Now obviously, that was the easiest incentive for us or easiest thing. But as a company, we have decided that we will not bite into any of the short-term measures to improve our numbers, we wanted to make it a structurally stronger company. So secondly is INR 8 crores higher. We have reduced the inventory. We have not succumbed to the pressures of not giving credit to our distributors. We don't see that happening in much of the -- a lot of companies we see today have increased the credit period of the distributors. And we are also seeing a fallout of that because the credit crunch is ensuring that slowly the distributor inventories are building up, and we are seeing some -- in some cases, it is bursting from the scenes for some of the competition. So we'll see how it goes. But as far as we are concerned, we are very, very clear that we remain in an extremely strong position with zero credit to the general trade.
And in this case, where credit crunch has happened where the inventory correction has happened. It's a good thing as such, yes. Yes, the numbers are 3.5% subdued as far as numbers are concerned, but I am completely comfortable with that.
As there are no further questions from the participants, I would now like to hand the conference over to the management for closing comments. Over to you, sir.

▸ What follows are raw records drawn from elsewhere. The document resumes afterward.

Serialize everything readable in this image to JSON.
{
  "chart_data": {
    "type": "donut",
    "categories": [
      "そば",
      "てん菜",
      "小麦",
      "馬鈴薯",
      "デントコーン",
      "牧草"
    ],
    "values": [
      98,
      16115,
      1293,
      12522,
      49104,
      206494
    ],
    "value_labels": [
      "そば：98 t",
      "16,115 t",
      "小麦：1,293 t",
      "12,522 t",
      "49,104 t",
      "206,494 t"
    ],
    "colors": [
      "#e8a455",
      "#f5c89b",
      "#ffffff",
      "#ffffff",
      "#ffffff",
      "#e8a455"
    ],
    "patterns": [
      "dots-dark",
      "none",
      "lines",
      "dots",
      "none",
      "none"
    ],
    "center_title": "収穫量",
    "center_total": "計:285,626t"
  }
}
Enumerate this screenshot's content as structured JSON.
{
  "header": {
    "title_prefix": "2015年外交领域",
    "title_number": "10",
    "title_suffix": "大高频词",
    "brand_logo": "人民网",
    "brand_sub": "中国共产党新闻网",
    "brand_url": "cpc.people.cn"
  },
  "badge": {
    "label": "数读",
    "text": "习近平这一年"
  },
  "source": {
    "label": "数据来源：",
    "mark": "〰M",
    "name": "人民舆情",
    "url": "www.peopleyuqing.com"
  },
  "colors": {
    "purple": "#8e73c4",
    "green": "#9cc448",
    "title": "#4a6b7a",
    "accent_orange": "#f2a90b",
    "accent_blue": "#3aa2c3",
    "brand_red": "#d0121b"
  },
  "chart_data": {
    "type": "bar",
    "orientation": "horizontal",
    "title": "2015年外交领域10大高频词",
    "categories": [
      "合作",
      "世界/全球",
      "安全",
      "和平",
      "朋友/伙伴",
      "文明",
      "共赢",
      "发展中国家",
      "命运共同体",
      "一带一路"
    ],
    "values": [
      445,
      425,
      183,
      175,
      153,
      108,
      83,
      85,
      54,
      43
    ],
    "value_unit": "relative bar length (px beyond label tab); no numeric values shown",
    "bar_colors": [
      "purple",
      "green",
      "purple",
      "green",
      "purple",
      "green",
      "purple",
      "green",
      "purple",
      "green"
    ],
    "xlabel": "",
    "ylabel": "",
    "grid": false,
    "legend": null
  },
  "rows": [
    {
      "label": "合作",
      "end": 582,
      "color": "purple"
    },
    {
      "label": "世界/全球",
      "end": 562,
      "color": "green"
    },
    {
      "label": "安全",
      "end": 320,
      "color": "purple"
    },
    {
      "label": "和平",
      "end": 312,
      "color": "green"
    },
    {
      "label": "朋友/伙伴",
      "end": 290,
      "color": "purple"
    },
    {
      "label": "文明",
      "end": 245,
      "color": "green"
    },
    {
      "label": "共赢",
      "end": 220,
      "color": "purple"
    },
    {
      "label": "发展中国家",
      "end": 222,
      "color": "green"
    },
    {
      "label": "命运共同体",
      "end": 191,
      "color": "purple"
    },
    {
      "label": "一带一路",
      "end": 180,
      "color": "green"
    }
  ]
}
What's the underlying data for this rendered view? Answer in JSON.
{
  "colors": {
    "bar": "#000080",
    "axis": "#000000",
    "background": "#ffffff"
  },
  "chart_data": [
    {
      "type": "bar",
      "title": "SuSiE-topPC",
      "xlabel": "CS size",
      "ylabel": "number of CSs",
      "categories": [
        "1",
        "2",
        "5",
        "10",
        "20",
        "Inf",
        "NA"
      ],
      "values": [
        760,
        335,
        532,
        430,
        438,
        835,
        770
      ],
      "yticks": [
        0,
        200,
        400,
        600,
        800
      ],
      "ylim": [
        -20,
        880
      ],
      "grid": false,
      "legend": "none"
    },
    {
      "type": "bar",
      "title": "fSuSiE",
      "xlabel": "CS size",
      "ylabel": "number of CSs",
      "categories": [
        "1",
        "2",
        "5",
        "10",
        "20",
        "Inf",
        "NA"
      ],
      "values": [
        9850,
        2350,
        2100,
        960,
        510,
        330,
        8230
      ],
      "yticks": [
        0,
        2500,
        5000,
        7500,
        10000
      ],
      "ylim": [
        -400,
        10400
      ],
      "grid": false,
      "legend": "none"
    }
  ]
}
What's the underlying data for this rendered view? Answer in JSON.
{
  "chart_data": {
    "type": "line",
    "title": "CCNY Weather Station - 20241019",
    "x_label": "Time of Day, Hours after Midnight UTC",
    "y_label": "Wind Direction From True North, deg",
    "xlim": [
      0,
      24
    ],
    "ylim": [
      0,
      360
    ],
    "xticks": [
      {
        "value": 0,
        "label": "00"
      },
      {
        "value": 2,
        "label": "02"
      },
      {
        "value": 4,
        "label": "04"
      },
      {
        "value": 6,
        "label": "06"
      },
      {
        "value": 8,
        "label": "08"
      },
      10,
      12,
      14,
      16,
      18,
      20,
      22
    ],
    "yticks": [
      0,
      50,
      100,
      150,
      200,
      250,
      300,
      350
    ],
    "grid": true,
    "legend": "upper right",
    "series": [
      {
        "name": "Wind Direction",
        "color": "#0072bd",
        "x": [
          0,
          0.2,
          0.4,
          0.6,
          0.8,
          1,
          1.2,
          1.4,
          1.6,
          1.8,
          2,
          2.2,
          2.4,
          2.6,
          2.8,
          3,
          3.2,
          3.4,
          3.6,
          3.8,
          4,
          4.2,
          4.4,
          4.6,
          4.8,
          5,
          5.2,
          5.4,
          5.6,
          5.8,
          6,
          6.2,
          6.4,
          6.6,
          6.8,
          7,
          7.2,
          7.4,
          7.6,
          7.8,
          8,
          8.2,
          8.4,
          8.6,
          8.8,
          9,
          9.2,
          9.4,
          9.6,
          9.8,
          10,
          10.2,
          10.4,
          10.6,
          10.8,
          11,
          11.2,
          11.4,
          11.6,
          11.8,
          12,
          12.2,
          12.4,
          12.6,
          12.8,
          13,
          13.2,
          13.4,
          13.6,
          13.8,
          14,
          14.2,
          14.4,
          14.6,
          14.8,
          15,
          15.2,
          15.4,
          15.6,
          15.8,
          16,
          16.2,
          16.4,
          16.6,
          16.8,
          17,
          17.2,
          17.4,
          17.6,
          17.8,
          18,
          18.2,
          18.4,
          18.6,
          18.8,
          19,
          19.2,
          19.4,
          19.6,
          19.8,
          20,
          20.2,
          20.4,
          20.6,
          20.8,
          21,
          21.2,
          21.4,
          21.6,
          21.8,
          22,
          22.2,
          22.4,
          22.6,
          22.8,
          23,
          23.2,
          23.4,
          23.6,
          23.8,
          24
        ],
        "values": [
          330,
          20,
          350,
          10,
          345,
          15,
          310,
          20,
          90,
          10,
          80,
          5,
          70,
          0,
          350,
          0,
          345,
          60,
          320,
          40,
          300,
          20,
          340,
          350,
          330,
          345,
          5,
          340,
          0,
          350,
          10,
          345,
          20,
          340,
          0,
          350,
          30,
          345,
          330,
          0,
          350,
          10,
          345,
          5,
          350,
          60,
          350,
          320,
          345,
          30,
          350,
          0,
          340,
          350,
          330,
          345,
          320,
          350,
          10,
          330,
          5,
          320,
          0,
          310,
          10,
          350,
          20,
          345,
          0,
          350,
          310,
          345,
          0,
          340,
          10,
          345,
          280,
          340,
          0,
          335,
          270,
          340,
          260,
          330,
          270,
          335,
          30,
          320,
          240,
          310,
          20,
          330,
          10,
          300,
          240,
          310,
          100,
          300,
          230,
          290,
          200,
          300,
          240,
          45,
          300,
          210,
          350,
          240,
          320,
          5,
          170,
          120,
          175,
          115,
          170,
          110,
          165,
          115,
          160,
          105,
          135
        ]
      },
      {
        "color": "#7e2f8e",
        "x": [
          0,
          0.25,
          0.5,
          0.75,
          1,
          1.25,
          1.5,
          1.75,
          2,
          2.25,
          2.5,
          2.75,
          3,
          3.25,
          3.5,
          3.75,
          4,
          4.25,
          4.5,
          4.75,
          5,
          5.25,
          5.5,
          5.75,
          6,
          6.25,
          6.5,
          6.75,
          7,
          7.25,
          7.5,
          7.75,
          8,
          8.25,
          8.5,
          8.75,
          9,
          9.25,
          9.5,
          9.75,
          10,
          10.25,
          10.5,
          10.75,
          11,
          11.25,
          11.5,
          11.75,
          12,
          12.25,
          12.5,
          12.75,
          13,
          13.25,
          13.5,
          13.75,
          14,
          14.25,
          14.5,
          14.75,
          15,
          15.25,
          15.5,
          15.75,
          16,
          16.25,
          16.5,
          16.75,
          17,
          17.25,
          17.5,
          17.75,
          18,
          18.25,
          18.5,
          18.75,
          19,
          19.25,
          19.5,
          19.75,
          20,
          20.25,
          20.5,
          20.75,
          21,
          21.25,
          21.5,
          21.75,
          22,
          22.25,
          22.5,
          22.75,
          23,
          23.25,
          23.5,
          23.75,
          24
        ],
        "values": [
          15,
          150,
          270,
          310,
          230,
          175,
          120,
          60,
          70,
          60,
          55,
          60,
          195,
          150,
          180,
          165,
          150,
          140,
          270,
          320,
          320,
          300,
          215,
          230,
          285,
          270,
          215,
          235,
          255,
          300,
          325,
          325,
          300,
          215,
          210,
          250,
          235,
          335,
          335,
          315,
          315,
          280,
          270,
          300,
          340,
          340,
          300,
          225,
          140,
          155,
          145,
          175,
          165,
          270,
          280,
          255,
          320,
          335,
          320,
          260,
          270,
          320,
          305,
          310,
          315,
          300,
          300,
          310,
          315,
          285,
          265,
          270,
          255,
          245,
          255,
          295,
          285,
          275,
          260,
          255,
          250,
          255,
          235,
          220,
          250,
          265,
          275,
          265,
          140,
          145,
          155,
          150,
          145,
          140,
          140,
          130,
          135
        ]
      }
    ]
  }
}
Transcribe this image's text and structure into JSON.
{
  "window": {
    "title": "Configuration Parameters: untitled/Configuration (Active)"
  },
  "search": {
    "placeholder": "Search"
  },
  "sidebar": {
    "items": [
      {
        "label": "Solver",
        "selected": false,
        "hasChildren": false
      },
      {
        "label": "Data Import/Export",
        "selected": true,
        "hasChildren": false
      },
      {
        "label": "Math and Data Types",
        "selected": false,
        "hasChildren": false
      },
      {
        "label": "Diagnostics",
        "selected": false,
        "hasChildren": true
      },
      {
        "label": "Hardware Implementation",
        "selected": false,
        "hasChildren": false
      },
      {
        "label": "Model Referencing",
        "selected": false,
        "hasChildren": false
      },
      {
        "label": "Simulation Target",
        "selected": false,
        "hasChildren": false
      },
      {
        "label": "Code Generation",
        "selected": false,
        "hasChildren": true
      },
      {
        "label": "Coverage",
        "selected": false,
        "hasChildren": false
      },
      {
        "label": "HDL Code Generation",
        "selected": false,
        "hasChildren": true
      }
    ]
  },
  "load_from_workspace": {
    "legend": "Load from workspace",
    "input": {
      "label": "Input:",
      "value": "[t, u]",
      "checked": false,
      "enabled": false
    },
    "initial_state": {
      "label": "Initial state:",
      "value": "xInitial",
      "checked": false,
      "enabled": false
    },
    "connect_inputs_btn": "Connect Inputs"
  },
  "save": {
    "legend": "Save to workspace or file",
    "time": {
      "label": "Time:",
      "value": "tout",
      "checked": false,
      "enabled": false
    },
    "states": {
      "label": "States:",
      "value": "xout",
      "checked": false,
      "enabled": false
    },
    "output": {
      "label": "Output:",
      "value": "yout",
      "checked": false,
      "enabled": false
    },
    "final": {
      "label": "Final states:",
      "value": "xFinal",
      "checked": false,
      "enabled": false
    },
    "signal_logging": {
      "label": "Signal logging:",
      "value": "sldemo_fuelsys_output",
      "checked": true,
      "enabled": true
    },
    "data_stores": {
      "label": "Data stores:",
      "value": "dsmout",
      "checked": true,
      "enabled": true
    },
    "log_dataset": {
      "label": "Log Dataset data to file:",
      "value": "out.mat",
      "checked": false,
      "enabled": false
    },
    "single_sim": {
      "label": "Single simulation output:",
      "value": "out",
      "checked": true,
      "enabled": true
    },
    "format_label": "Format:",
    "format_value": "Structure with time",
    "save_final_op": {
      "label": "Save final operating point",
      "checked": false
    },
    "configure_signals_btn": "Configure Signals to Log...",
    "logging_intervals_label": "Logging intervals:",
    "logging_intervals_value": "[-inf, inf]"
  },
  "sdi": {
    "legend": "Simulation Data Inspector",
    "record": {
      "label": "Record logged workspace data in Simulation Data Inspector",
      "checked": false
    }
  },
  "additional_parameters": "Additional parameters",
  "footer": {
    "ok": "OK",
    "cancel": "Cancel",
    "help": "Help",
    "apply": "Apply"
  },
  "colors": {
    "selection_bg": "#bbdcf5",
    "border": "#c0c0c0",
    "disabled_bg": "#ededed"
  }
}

So thank you so much for patiently being talking to this entire conference, it was a pleasure interacting with all of you. So as we look at quarter 4 and the coming years and being an election year with the kind of budget that has come out with the commitments that have come out from the government, and those spendings truly fructifying and results coming in and there will be more money in the hands of the -- poor, specifically in the Northern wells, et cetera, in the states, which are a little more stressed to than maybe the Southern states.
We feel that we are in a -- coming into a very, very comfortable and a good position where we have a much more expanded portfolio, much better executions that are happening across most of the markets as well as the expansion. So quite a few growth levers have been initiated, are tracking well, and I think as market foundation as the macroeconomic conditions improve, we should be taking advantage of it.
So with that, I wish you a very, very good year and good ending of the year. And thank you so much for joining the call. Thank you.
On behalf of ICICI Securities, that concludes this conference. Thank you for joining us, and you may now disconnect your lines.